SYNOPSIS: Gauthier, un jeune journaliste, apprend par sa mère qu’il serait le fils illégitime de Guy Jamet, un artiste de variété française ayant eu son heure de gloire entre les années 60 et 90. Celui-ci est justement en train de sortir un album de reprises et de faire une tournée. Gauthier décide de le suivre, caméra au poing, dans sa vie quotidienne et ses concerts de province, pour en faire un portrait documentaire. 

Soyons francs, Le Talent de mes amis, le premier long métrage d’Alex Lutz ne nous avait que modérément convaincus. Si ce n’est l’assurance d’une vraie patte, d’un regard sur le monde et ses contemporains, le film était par trop maladroit malgré le duo efficace composé par les deux complices du programme court Catherine et Liliane, Alex Lutz et Bruno Sanches. Autant dire que si Guy attisait notre curiosité ce n’était pas non plus mû par une attente démesurée que nous avons découvert ce second essai de l’humoriste. Présenté au Festival de Cannes 2018 dans le cadre de La Semaine de la Critique, Guy y a fait sensation et force est de constater que l’on ne s’attendait pas forcément à une réussite d’une telle ampleur. Car avec son deuxième film, Alex Lutz approche par moments de très près ce que d’aucuns appellent la grâce et avec l’air de ne pas y toucher il réussit un grand film sur la filiation tout en se fendant d’un hommage tendre et sincère à la chanson populaire dans une époque où il est de bon ton d’arborer son cynisme en étendard.
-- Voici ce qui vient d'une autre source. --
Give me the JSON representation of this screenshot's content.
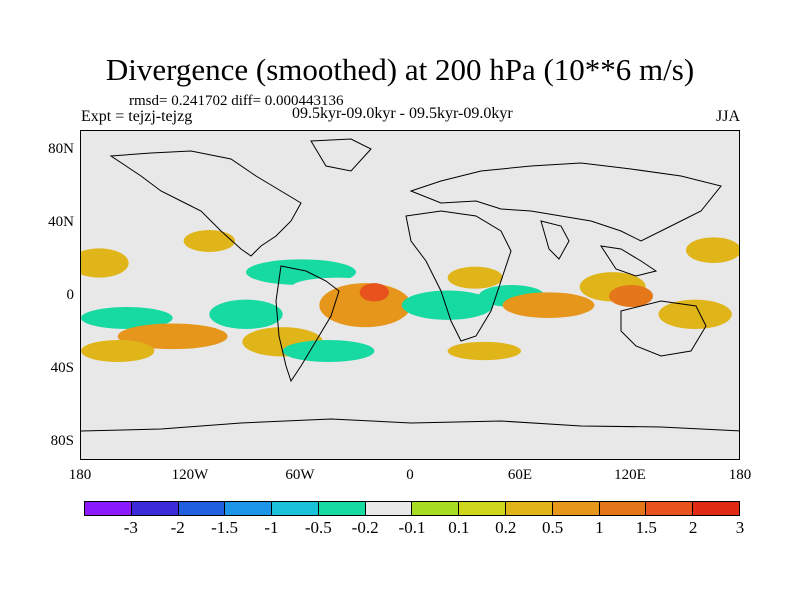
{
  "title": "Divergence (smoothed) at 200 hPa (10**6 m/s)",
  "stats_line": "rmsd= 0.241702 diff= 0.000443136",
  "experiment_line": "Expt = tejzj-tejzg",
  "period_line": "09.5kyr-09.0kyr - 09.5kyr-09.0kyr",
  "season": "JJA",
  "lat_labels": [
    "80N",
    "40N",
    "0",
    "40S",
    "80S"
  ],
  "lon_labels": [
    "180",
    "120W",
    "60W",
    "0",
    "60E",
    "120E",
    "180"
  ],
  "colorbar": {
    "colors": [
      "#8c1aff",
      "#3b2bd9",
      "#1f5fe0",
      "#1e96e8",
      "#19c2d8",
      "#17d9a2",
      "#e9e9e9",
      "#a6dc22",
      "#cfd61c",
      "#e0b51a",
      "#e6961a",
      "#e6761a",
      "#e8521c",
      "#e02a14"
    ],
    "labels": [
      "-3",
      "-2",
      "-1.5",
      "-1",
      "-0.5",
      "-0.2",
      "-0.1",
      "0.1",
      "0.2",
      "0.5",
      "1",
      "1.5",
      "2",
      "3"
    ]
  },
  "field_regions": [
    {
      "lon": -170,
      "lat": 18,
      "rx": 16,
      "ry": 8,
      "value": 0.2
    },
    {
      "lon": -110,
      "lat": 30,
      "rx": 14,
      "ry": 6,
      "value": 0.2
    },
    {
      "lon": -150,
      "lat": 0,
      "rx": 22,
      "ry": 4,
      "value": -0.2
    },
    {
      "lon": -155,
      "lat": -12,
      "rx": 25,
      "ry": 6,
      "value": -0.5
    },
    {
      "lon": -130,
      "lat": -22,
      "rx": 30,
      "ry": 7,
      "value": 0.5
    },
    {
      "lon": -160,
      "lat": -30,
      "rx": 20,
      "ry": 6,
      "value": 0.2
    },
    {
      "lon": -90,
      "lat": -10,
      "rx": 20,
      "ry": 8,
      "value": -0.5
    },
    {
      "lon": -60,
      "lat": 13,
      "rx": 30,
      "ry": 7,
      "value": -0.5
    },
    {
      "lon": -40,
      "lat": 5,
      "rx": 25,
      "ry": 5,
      "value": -0.2
    },
    {
      "lon": -25,
      "lat": -5,
      "rx": 25,
      "ry": 12,
      "value": 0.5
    },
    {
      "lon": -20,
      "lat": 2,
      "rx": 8,
      "ry": 5,
      "value": 1.5
    },
    {
      "lon": -70,
      "lat": -25,
      "rx": 22,
      "ry": 8,
      "value": 0.2
    },
    {
      "lon": -45,
      "lat": -30,
      "rx": 25,
      "ry": 6,
      "value": -0.5
    },
    {
      "lon": 20,
      "lat": -5,
      "rx": 25,
      "ry": 8,
      "value": -0.5
    },
    {
      "lon": 35,
      "lat": 10,
      "rx": 15,
      "ry": 6,
      "value": 0.2
    },
    {
      "lon": 55,
      "lat": 0,
      "rx": 18,
      "ry": 6,
      "value": -0.5
    },
    {
      "lon": 75,
      "lat": -5,
      "rx": 25,
      "ry": 7,
      "value": 0.5
    },
    {
      "lon": 110,
      "lat": 5,
      "rx": 18,
      "ry": 8,
      "value": 0.2
    },
    {
      "lon": 120,
      "lat": 0,
      "rx": 12,
      "ry": 6,
      "value": 1
    },
    {
      "lon": 140,
      "lat": 20,
      "rx": 20,
      "ry": 8,
      "value": -0.2
    },
    {
      "lon": 155,
      "lat": -10,
      "rx": 20,
      "ry": 8,
      "value": 0.2
    },
    {
      "lon": 165,
      "lat": 25,
      "rx": 15,
      "ry": 7,
      "value": 0.2
    },
    {
      "lon": 90,
      "lat": -30,
      "rx": 30,
      "ry": 5,
      "value": -0.2
    },
    {
      "lon": 40,
      "lat": -30,
      "rx": 20,
      "ry": 5,
      "value": 0.2
    }
  ]
}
Avec ce faux-vrai biopic il crée un personnage de fiction dont on finit sincèrement par ne plus savoir qu’il n’est qu’une incarnation fantasmée de l’auteur réalisateur et avec lequel la frontière entre fiction et réalité devient extrêmement ténue. Bluffant de réalisme, interprété avec une désarmante conviction par un Alex Lutz exceptionnel, Guy Jamet est la synthèse de tous ces chanteurs de variété qui ont connu des succès publics marquants et qui, au soir de leur carrière et de leur vie d’homme sont considérés par certains comme des ringards et par d’autres comme les vestiges de la culture populaire dans ce qu’elle a de plus noble. Filmé en partie à la manière d’un mockumentaire sous le prétexte d’un documentaire sur le chanteur réalisé par un jeune homme qu’il ignore être son fils, Guy suit le parcours de ce chanteur, séducteur et talentueux, un vieux beau dont le charme, s’il est moins vivace que dans ses jeunes années a encore quelques beaux restes. Entre les images contemporaines et les interviews menées face caméra où l’humanité brute du personnage transpire de l’écran, des images d’archives créées spécialement pour l’occasion sont réellement fascinantes tant elles paraissent réelles et être extraites d’un film sur une de ces ex-idoles adulées.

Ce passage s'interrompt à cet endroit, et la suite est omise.